En aquella ciudad del norte cordobés vivía esa viejita
mayor, una italiana de buena posición económica y con contactos sociales
al más alto nivel; no obstante, era común que empleara expresiones soeces
cuando se refería a alguien que no fuera de su agrado.
Solía gastar su tiempo libre y dinero en partidas a
las barajas, especialmente en aquellas mesas donde se jugara a la loba, en
alguna de las tantas timbas -supuestamente ilegales- que abundaban por esos
pagos. Estas reuniones, prolongadas hasta horarios insólitos, no tenían mucho
de clandestino, pues hasta el comisario del lugar las frecuentaba.
Aquellos que la conocíamos un poco más que el común de
la gente, sabíamos de su simpatía y amistad con encumbrados políticos del
radicalismo, a quienes recibía a menudo en su diminuto departamento, que se
transformaba en tales oportunidades en el centro informal de las reuniones partidarias más
sabrosas. Estas amistades, por su parte, le brindaban una condescendiente
protección llegado el caso de que tuviese que afrontar alguna consecuencia por
sus tramoyas.
En realidad, a esta señora se la conocía más por su dedicación
a una actividad específica muy requerida: tirar las cartas para predecir la
suerte. Sin duda, esta faena con el mazo de barajas le resultaba más exitosa
y rentable que la emprendida en las carpetas de la timba. Esta labor
adivinatoria le permitía —además— conocer las penas y los pesares de sus clientes,
mujeres casi en exclusividad; una información a partir de la cual podía
propiciar encuentros entre parejas espurias.
Para el desarrollo de esta tarea empleaba una
metodología tan simple como efectiva: se encargaba primero de convencer a las
mujeres que le iban a confiar sus penas de amor, que lo que ellas necesitaban en
realidad era un muchacho, para que reemplazase vigorosamente a ese marido
mujeriego, jugador o bebedor que la atendía tan mal: un taxi boy de pueblo.
Es de lo más común por aquellos lugares que un hombre
casado sea infiel, un galán a tiempo completo; por el contrario, las
mujeres deben ser muchísimo más recatadas (o cuidadosas) como para arriesgarse a una aventura amorosa, ya que de quedar en evidencia sería
catalogada por todos los de la comunidad como una puta, mientras que su marido
por igual acción no recibiría condena social alguna.
Ahí entraban en acción las habilidades de Marieta: a
esas mujeres —que previamente había persuadido y entusiasmado con la idea— les
conseguía algún muchacho joven, soltero y de poca plata, que por lo general
nunca falta, para que las satisfaga. A todo esto, más de una esposa
insatisfecha declaraba sus predilecciones por tal o por cual joven del vecindario,
lo que obligaba a Marieta a tratar de convencer al susodicho sobre las bondades
de la Fulana.
Tales actividades le daban mucho beneficio a nuestra
amiga, ya que esas damas quedaban en deuda de honor (o de trapisonda) con ella
y en la obligación moral de retribuirle tales favores de un modo generoso.

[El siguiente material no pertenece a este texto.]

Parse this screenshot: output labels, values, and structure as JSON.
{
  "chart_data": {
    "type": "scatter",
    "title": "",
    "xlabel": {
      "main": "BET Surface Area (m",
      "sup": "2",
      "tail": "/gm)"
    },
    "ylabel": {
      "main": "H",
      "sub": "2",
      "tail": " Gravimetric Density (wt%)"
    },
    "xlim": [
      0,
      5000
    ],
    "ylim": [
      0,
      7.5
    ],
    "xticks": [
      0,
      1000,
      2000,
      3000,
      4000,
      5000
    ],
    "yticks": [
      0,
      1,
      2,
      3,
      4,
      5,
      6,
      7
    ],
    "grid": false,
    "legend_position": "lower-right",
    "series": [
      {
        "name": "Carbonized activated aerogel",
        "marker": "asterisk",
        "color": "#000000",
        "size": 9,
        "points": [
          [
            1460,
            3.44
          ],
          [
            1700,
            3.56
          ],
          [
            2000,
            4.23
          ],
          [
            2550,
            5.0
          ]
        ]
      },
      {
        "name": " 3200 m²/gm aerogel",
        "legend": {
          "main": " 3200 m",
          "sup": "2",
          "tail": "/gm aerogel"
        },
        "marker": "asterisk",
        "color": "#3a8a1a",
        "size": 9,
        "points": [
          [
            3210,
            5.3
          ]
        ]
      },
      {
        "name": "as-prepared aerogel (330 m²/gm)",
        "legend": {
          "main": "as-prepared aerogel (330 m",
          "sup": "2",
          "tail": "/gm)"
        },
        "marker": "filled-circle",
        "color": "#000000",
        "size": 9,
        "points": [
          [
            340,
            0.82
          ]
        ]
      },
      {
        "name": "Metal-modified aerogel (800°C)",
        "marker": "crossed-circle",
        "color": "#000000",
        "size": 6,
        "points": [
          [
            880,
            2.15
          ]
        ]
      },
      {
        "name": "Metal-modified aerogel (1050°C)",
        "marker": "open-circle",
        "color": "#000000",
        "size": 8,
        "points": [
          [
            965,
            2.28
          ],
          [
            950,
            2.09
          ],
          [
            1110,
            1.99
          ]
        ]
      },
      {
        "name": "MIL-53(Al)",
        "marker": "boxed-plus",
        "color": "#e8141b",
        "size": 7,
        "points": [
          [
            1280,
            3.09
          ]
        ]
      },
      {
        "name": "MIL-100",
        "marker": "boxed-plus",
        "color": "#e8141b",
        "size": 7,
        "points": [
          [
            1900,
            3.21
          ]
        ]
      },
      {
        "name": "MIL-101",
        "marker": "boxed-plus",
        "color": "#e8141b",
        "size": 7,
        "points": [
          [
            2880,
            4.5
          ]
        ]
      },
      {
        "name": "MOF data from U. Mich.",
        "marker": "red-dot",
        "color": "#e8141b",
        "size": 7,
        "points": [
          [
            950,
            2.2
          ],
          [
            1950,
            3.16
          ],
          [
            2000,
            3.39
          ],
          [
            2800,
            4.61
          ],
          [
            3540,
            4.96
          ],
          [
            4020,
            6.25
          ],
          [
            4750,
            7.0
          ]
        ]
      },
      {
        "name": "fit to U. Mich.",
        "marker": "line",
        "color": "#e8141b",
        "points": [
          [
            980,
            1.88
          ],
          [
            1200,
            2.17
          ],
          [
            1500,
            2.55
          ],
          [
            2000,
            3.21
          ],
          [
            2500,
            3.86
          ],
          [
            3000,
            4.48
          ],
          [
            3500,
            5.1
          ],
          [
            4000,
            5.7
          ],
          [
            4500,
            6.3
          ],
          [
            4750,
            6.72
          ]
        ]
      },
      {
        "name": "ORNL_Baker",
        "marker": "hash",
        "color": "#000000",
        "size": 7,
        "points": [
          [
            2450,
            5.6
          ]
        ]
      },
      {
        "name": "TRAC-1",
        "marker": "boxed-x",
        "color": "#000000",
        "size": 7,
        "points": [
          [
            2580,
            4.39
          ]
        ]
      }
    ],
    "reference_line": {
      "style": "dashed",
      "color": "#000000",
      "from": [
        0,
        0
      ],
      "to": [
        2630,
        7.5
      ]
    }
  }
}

Con frecuencia se observaba en el pueblo cómo se formaban extrañas
o inconcebibles nuevas parejas, conformadas por un joven casi adolescente y una veterana que, enamorada
perdidamente, abandonaba a su esposo, sus hijos y el hogar familiar para
marcharse a vivir con el muchacho una relación fogosa con destino incierto, para
comidilla de todo el vecindario.
Por suerte para nuestra amiga, los maridos engañados
siempre estaban tan descolocados ante el abandono (y la cornamenta consiguiente)
que no reparaban en ella como la causante del desaguisado…
No faltaba tampoco aquella mujer a quien le fallara la
aventura amorosa y disgustada culpara a nuestra viejita pícara por su
frustración (o paliza marital). Como resultado de ello, algunas veces aparecieron
depositados a la entrada del departamento de nuestra amiga desde un reguero de
sal en el piso dispuesto como señal demoníaca o los amuletos colorados de un hechizo y hasta
amenazantes esquelas, pretendidamente anónimas.
Pero, la mayor cantidad de las que recurrían a sus
servicios, por el contrario, quedaban tan agradecidas con los beneficios
obtenidos por las gestiones oficiosas que le devolvían esos favores acercándole
obsequios de todo tipo; y entre ellos el más apreciado por ella: información.
Entre estas mujeres incondicionales se la podría
encuadrar a una operadora telefónica de la entonces compañía telefónica
estatal, Entel, que interceptaba las llamadas telefónicas de los adversarios
políticos de sus amigos y le pasaba estos datos a nuestra viejita simpática y boca
sucia.
Es seguro que esta italiana habrá arreglado más de un
entuerto familiar, o formado varias parejas hermosas y prístinas; pero, en una
población pequeña eso no amerita interés alguno, excepto para los beneficiados.